Destination upon request
The Canadian Northwest Territory is a vast wild region stretching from Yukon in the west to the Arctic Ocean in the north and Hudson Bay in the east.
It is nature in its purest state, an adventurer’s dream, a paradise for photographers and travellers in search of the endless horizon.
I have travelled in the Northwest Territory as much in winter as in summer, particularly the northern part of the Great Slave Lake region, bordering the Northwest Passage, which I have traversed in winter over the pack ice.
I propose that you accompany me on an adventure at the end of autumn in the Wood Buffalo reserve, between Fort Smith and Peace River, where we might see, for example, the last wood buffalo. It takes many hours in a 4×4 vehicle to cross this reserve from north to south. At this time of year, nature appears to us in the most beautiful colours. The red of wild berries mixes with the yellows and oranges which make up the glorious foliage of the bushes and shrubs.

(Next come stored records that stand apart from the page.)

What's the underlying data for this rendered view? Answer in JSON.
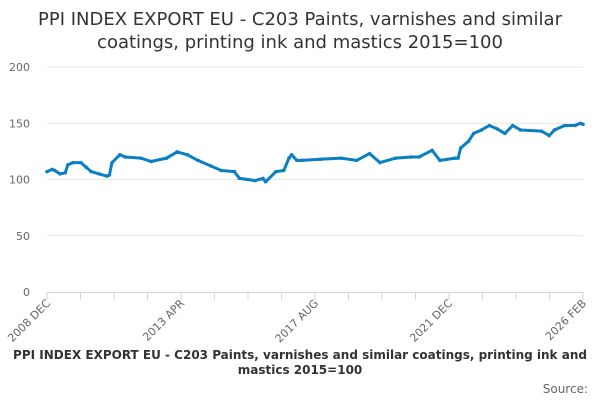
{
  "chart_data": {
    "type": "line",
    "title": "PPI INDEX EXPORT EU - C203 Paints, varnishes and similar coatings, printing ink and mastics 2015=100",
    "xlabel": "",
    "ylabel": "",
    "ylim": [
      0,
      200
    ],
    "yticks": [
      "0",
      "50",
      "100",
      "150",
      "200"
    ],
    "xlim": [
      "2008-12",
      "2026-02"
    ],
    "xtick_labels": [
      "2008 DEC",
      "2013 APR",
      "2017 AUG",
      "2021 DEC",
      "2026 FEB"
    ],
    "grid": true,
    "legend_position": "bottom",
    "series": [
      {
        "name": "PPI INDEX EXPORT EU - C203 Paints, varnishes and similar coatings, printing ink and mastics 2015=100",
        "color": "#0a7fc4",
        "x": [
          "2008-12",
          "2009-02",
          "2009-03",
          "2009-05",
          "2009-07",
          "2009-08",
          "2009-10",
          "2010-01",
          "2010-03",
          "2010-05",
          "2010-08",
          "2010-11",
          "2010-12",
          "2011-01",
          "2011-04",
          "2011-06",
          "2011-12",
          "2012-04",
          "2012-10",
          "2013-02",
          "2013-06",
          "2013-10",
          "2014-03",
          "2014-07",
          "2014-12",
          "2015-02",
          "2015-08",
          "2015-11",
          "2015-12",
          "2016-04",
          "2016-07",
          "2016-09",
          "2016-10",
          "2016-12",
          "2017-02",
          "2017-09",
          "2018-05",
          "2018-11",
          "2019-04",
          "2019-08",
          "2020-02",
          "2020-08",
          "2020-11",
          "2021-04",
          "2021-07",
          "2022-01",
          "2022-02",
          "2022-03",
          "2022-06",
          "2022-08",
          "2022-11",
          "2023-02",
          "2023-05",
          "2023-08",
          "2023-11",
          "2024-02",
          "2024-10",
          "2025-01",
          "2025-03",
          "2025-07",
          "2025-11",
          "2026-01",
          "2026-02"
        ],
        "values": [
          107,
          109,
          108,
          105,
          106,
          113,
          115,
          115,
          111,
          107,
          105,
          103,
          104,
          115,
          122,
          120,
          119,
          116,
          119,
          124.5,
          122,
          117,
          112,
          108,
          107,
          101,
          99,
          101,
          98,
          107,
          108,
          119,
          122,
          117,
          117,
          118,
          119,
          117,
          123,
          115,
          119,
          120,
          120,
          126,
          117,
          119,
          119,
          128,
          134,
          141,
          144,
          148,
          145,
          141,
          148,
          144,
          143,
          139,
          144,
          148,
          148,
          150,
          149
        ]
      }
    ]
  },
  "source_label": "Source:"
}
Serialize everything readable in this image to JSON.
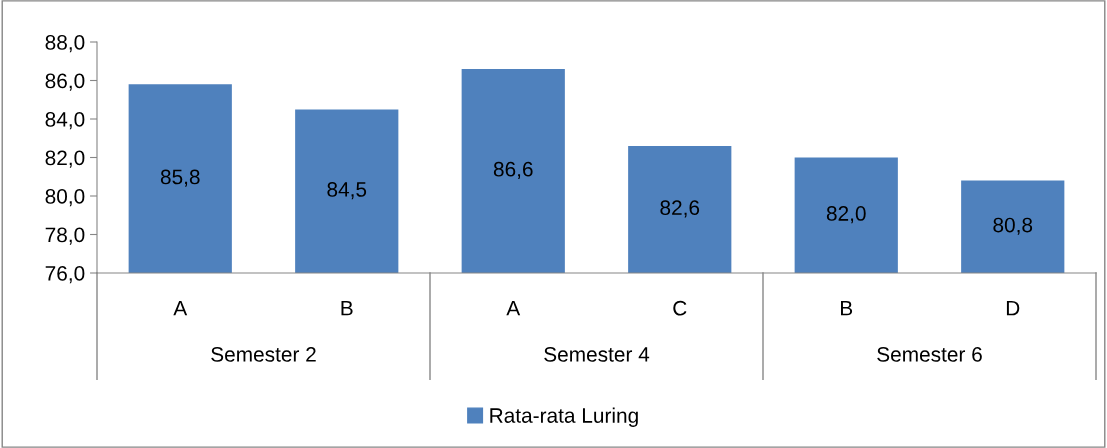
{
  "chart_data": {
    "type": "bar",
    "categories": [
      "A",
      "B",
      "A",
      "C",
      "B",
      "D"
    ],
    "series": [
      {
        "name": "Rata-rata Luring",
        "color": "#4f81bd",
        "values": [
          85.8,
          84.5,
          86.6,
          82.6,
          82.0,
          80.8
        ],
        "value_labels": [
          "85,8",
          "84,5",
          "86,6",
          "82,6",
          "82,0",
          "80,8"
        ]
      }
    ],
    "ylim": [
      76,
      88
    ],
    "yticks": [
      {
        "value": 76,
        "label": "76,0"
      },
      {
        "value": 78,
        "label": "78,0"
      },
      {
        "value": 80,
        "label": "80,0"
      },
      {
        "value": 82,
        "label": "82,0"
      },
      {
        "value": 84,
        "label": "84,0"
      },
      {
        "value": 86,
        "label": "86,0"
      },
      {
        "value": 88,
        "label": "88,0"
      }
    ],
    "annotations": [
      "Semester 2",
      "Semester 4",
      "Semester 6"
    ],
    "grid": false,
    "legend": "bottom"
  }
}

It is also at this time of year, when the days are getting shorter, that we have the best chance of observing one of the most extraordinary spectacles of nature: the aurora borealis. If the solar activity allows it, dusk and the night clearly provide the best moments to see and photograph this phenomenon. The Northwest Territory also benefits from a dry continental climate. This increases the chances of seeing the aurora, compared with conditions in northern Europe, which is often swaddled in clouds coming from the Atlantic.